Sowohl Schmidt als auch Vizepräsident Göran Donner warben für die Neuregelung, die den Patienten zugutekomme. »Aus Sicht des Patienten ist eine Teilzeitapotheke besser als eine Vollzeit-Rezeptsammelstelle. Auch mit sechs Stunden pro Tag kann man eine ordentliche pharmazeutische Versorgung gewährleisten.« Dem stimmte die Versammlung nach ausführlicher Diskussion mehrheitlich zu. Wichtig: Die Allgemeinverfügung Öffnungszeiten gilt ab 1. Dezember 2022 für alle Apotheken im Freistaat. Zuständig für die Erstellung der Allgemeinverfügung ist die Geschäftsstelle.
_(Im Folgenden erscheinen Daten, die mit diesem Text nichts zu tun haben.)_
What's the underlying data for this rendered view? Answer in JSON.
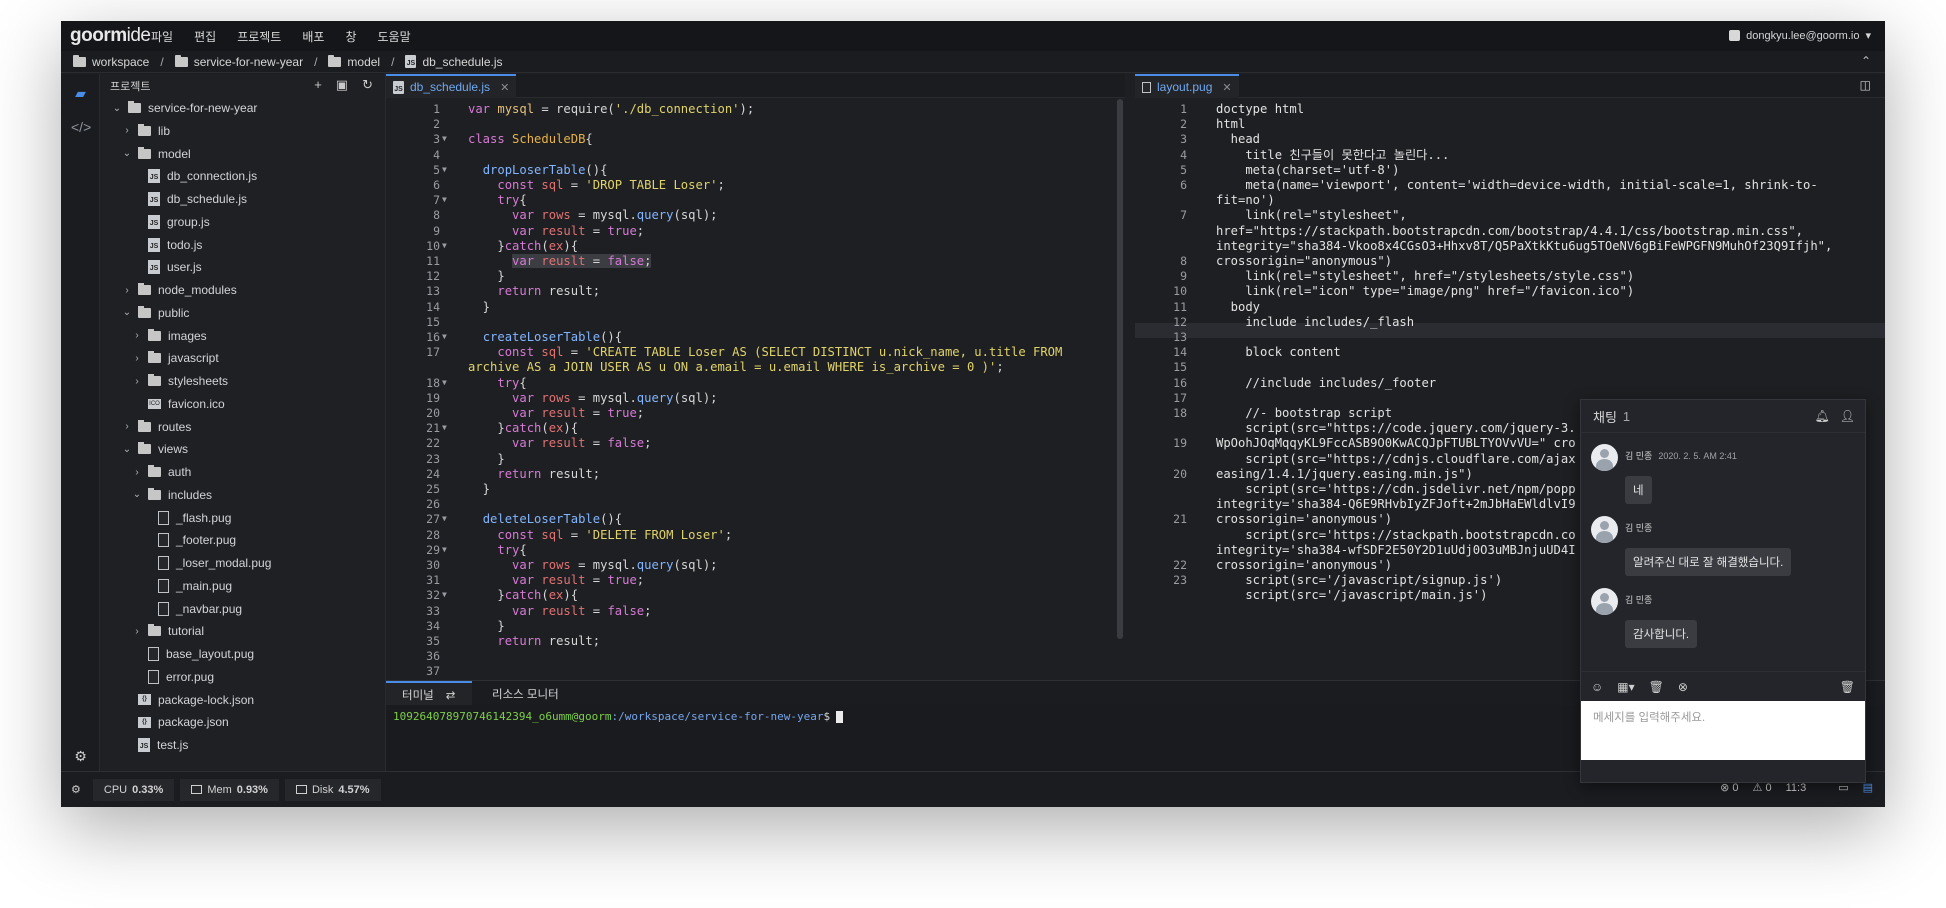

Auch Donner zog ein positives Fazit der zurückliegenden Jahre. »Wir sind ganz gut durch die Stürme gekommen und waren erfolgreich.« Ausdrücklich rief er die Kollegen auf, pharmazeutische Dienstleistungen anzubieten und abzurechnen. Zum aktuellen Disput mit den Ärzten sagte er: »Wir Apothekerinnen und Apotheker können Medikationsmanagement. Wir nehmen damit niemandem etwas weg. Es geht um die Gesundheit und das Wohlergehen unserer Patienten.«
Donner kritisierte zudem die Lieferengpässe als Gefahr für die flächendeckende Arzneimittelversorgung. Die Verfügbarkeitslage bei notwendigen Arzneimitteln sei für Deutschland »unwürdig«. Auf diesen Missstand müssten die Berufsangehörigen »überall – bei der Politik und in den Medien - hinweisen und maximalen Druck ausüben«.